Reputation: 638
I've noticed that using this simple example multi-threading almost always takes longer. I'm just testing it out in this code that i made. I'm using it on a 24 core processor. It seems that it works best using 2 threads and 3 or more threads is worst than using 1.
#include <thread>
#include <mutex>
#include <condition_variable>
#include <iostream>
using namespace std;
mutex total;
mutex coutLock;
mutex order;
long long sum=1000000000;
long long mysum=0;
const int threads=3;
long long x;
void dowork(int x,int threads) {
long long temp=0;
for(long long i=x*sum/threads;i<((x+1)*sum/threads);i++) {
temp+=i;
}
total.lock();
mysum+=temp;
total.unlock();
}
int main() {
thread * pool[threads];
for(x=0;x<threads;x++) {
thread *mine=new thread(dowork,x,threads);
pool[x]=mine;
}
for(x=0;x<threads;x++) {
pool[x]->join();
}
cout<<"My sum is: "<<mysum<<endl;
}
Upvotes: 2
Views: 159
Reputation: 161
The loop in dowork()
can be reduced into O(1) code calculating following equation:
temp = (b - a + 1) * a + (b - a) * (b - a + 1) / 2
where a = x * sum / threads, b = (x + 1) * sum / threads - 1
For instance, clang++ 3.5.1 actually generates such code. In that case, unfortunately, the amount of calculation is proportional to the number of threads.
Upvotes: 2
Reputation: 9527
Your code is too simple, that compiler probably do some optimalization in single core run (like auto-vectorization).

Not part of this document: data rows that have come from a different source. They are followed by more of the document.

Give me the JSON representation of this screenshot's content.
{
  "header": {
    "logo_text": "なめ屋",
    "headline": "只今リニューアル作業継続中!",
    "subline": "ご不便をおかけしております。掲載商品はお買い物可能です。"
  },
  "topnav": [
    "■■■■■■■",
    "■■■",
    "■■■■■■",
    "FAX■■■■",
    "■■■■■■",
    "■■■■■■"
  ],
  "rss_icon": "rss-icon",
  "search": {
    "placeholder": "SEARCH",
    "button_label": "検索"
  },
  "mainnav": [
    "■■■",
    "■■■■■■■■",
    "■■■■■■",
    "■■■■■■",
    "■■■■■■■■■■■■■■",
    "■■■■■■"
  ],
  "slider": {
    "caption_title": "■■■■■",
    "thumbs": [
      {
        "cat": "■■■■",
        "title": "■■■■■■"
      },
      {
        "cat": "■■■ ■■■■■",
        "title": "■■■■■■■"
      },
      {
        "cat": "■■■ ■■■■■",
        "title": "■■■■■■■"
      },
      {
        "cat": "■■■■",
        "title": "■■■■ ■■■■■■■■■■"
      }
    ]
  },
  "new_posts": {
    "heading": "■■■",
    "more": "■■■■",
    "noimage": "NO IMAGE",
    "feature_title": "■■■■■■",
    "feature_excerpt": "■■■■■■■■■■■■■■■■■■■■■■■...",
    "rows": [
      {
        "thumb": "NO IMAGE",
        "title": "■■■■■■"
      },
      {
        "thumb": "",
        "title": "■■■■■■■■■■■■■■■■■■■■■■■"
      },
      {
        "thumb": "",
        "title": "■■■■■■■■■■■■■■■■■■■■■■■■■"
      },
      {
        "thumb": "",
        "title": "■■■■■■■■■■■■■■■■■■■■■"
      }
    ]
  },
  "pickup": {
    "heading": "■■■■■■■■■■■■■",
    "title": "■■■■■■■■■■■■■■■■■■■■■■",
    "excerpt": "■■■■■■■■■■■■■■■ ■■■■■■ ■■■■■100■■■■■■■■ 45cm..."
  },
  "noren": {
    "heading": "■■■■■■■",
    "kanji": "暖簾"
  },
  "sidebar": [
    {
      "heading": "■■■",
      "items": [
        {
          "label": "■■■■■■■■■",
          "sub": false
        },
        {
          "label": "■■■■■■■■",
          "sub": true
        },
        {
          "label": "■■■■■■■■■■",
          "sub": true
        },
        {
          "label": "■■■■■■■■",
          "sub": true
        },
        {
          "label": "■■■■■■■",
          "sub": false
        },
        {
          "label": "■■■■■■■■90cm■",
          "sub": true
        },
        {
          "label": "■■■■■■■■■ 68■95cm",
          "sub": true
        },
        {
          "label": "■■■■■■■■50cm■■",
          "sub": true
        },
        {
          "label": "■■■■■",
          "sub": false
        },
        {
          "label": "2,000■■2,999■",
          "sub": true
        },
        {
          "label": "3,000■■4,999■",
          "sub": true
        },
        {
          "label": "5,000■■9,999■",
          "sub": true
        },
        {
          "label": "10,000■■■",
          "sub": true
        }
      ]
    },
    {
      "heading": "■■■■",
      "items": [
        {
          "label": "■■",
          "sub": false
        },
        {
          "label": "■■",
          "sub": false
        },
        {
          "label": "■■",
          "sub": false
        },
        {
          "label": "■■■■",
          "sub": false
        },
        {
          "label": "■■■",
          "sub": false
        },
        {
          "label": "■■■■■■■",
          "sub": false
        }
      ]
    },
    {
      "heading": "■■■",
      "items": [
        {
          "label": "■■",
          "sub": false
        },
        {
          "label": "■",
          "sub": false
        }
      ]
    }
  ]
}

Create new thread is also somehow an expensive operation and single thread can finish even before your threads has been created. Common practice in programs is to create some thread pool and then use threads from this pool. They dont need to be allocated again and using them is therefore faster in runtime. But this is not meant for such a simple app like this.
Upvotes: 1